Summer in Arizona consists of swimming, swimming and more swimming. My kids live in the pool. What’s funny is when we moved into this house, we had a 6-year-old, 3-year-old and a baby – none of which could swim – and we have a pool in our backyard. It was a little scary and I quickly enrolled my kids in swim lessons to get them swimming as quickly as possible.

With most of the kids, we’ve started lessons around two years old. The first year they don’t gain much, but they do get comfortable being in the water. By the time they were three or four they were jumping off the diving board and swimming to the edge of the pool. Our biggest defense to an accident is teaching kids to swim young, which seems to be the standard in this area.

With Briggs being our youngest, it would be easy to be distracted, and yet I’ve been hyper aware of him near any pool. Many times, we wouldn’t even go outside by the pool, he would be locked inside with me. This summer we started lessons – he was 2 years and 2 months when we started. I didn’t have high hopes, especially considering he cried through the first 15 of his 16 lessons (so did his little swim buddies, he was in good company). I mean he cried the whole lesson. Yet, the swim teacher pointed out how well he was moving in the water. She told us the minute he gets over crying in the water, he’ll be able to swim. I had my doubts. My doubts were doubled when we left for several weeks and he didn’t see a pool for over a month.

When we returned from our summer roadtrip I got in the pool with him every single day. We worked on the drills the swim teacher had showed me. And he cried the whole time, but he was doing it. And then less than a week later something clicked. It was no longer a chore and suddenly there were no tears. It was the strangest thing. He wanted to jump off the edge over and over again. He got it and he was so proud of himself. He wanted to show Hallie and Hunter and Daddy. He wanted everyone to see him and cheer him on. And we did because I was so excited for another water safe kid. Since then he’s become quite the little fish.

We’ll work for years to make him a strong swimmer but being able to jump off the diving board and swimming to the side gives some comfort. We still have to watch him like a hawk. He’s not allowed to swim with siblings yet, he doesn’t get to play with floatable toys in the pool and we still have to correct him when he picks up bad habits.
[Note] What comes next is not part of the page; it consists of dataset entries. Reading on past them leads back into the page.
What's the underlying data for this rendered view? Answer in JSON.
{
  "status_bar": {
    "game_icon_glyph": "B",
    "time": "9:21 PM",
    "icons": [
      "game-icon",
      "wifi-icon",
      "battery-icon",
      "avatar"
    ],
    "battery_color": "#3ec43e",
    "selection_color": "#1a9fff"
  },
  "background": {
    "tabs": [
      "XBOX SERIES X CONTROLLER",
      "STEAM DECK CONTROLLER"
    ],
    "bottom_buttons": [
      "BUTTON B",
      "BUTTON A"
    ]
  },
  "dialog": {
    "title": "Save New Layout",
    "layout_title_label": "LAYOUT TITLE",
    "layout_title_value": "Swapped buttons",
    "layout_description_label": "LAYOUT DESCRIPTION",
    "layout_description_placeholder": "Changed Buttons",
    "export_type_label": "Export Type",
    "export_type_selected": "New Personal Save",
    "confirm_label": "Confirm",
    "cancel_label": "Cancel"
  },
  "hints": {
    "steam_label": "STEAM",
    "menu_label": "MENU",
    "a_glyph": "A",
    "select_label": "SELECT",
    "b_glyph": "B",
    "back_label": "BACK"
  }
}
But if he was reaching for a toy and fell in – he could get to the edge, which offers some peach of mind – but doesn’t take away being hyper aware of him near water.
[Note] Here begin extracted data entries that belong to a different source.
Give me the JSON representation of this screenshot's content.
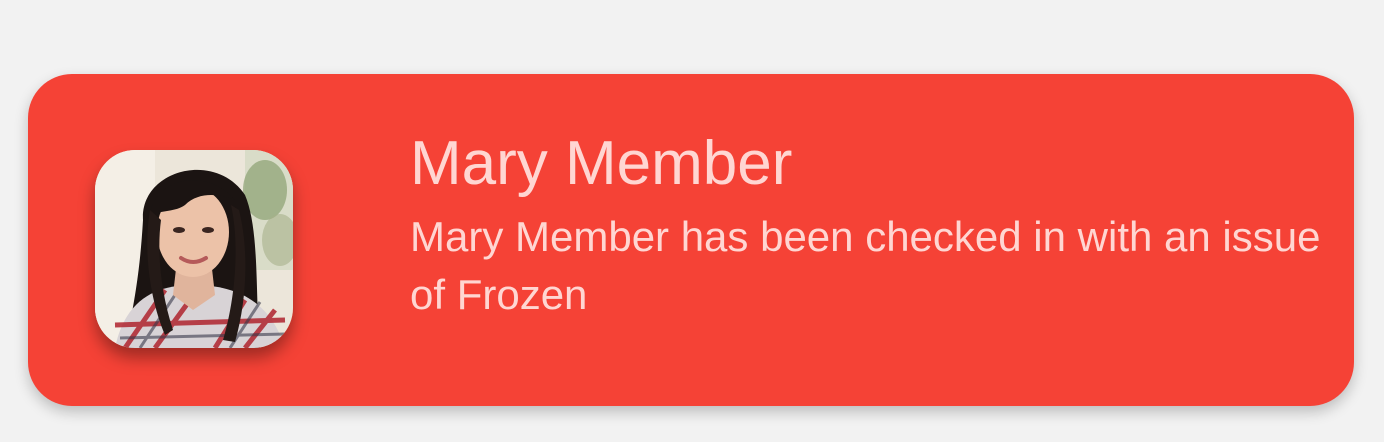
{
  "notification": {
    "title": "Mary Member",
    "message": "Mary Member has been checked in with an issue of Frozen",
    "avatar_icon": "user-photo",
    "colors": {
      "background": "#f54236",
      "text": "#ffd6d2",
      "page_background": "#f2f2f2"
    }
  }
}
He could swim this for hours – he’s our youngest swimmer, he beat Hunter by a couple months. And next year, he’ll go back in lessons and learn some more.

 

As a sidenote: swimming lessons in Arizona are unlike anything I’ve ever seen. Hallie started lessons in Wisconsin and after a year and a half, she was able to doggie paddle…kind of. And then we moved here and we’ve used several teachers and they all teach a similar method – but they teach for survival. I remember Hunter’s first lesson when they guided him down to the bottom of the pool and through a ring and then let him float back up. His first lesson! I wanted to grab him out of the pool! Hallie didn’t get her face wet until she passed three levels!!

Yes, kids cry and yet no teacher is phased by it – they do what it takes to get kids swimming in the shortest amount of time and after that they work on building strong swimmers. The process is unique – and yet it works. I think why it works so well is many kids have backyard access to a pool – so they have lessons and then they get to go play in their own pool – their exposure to water is usually much higher which yields faster results.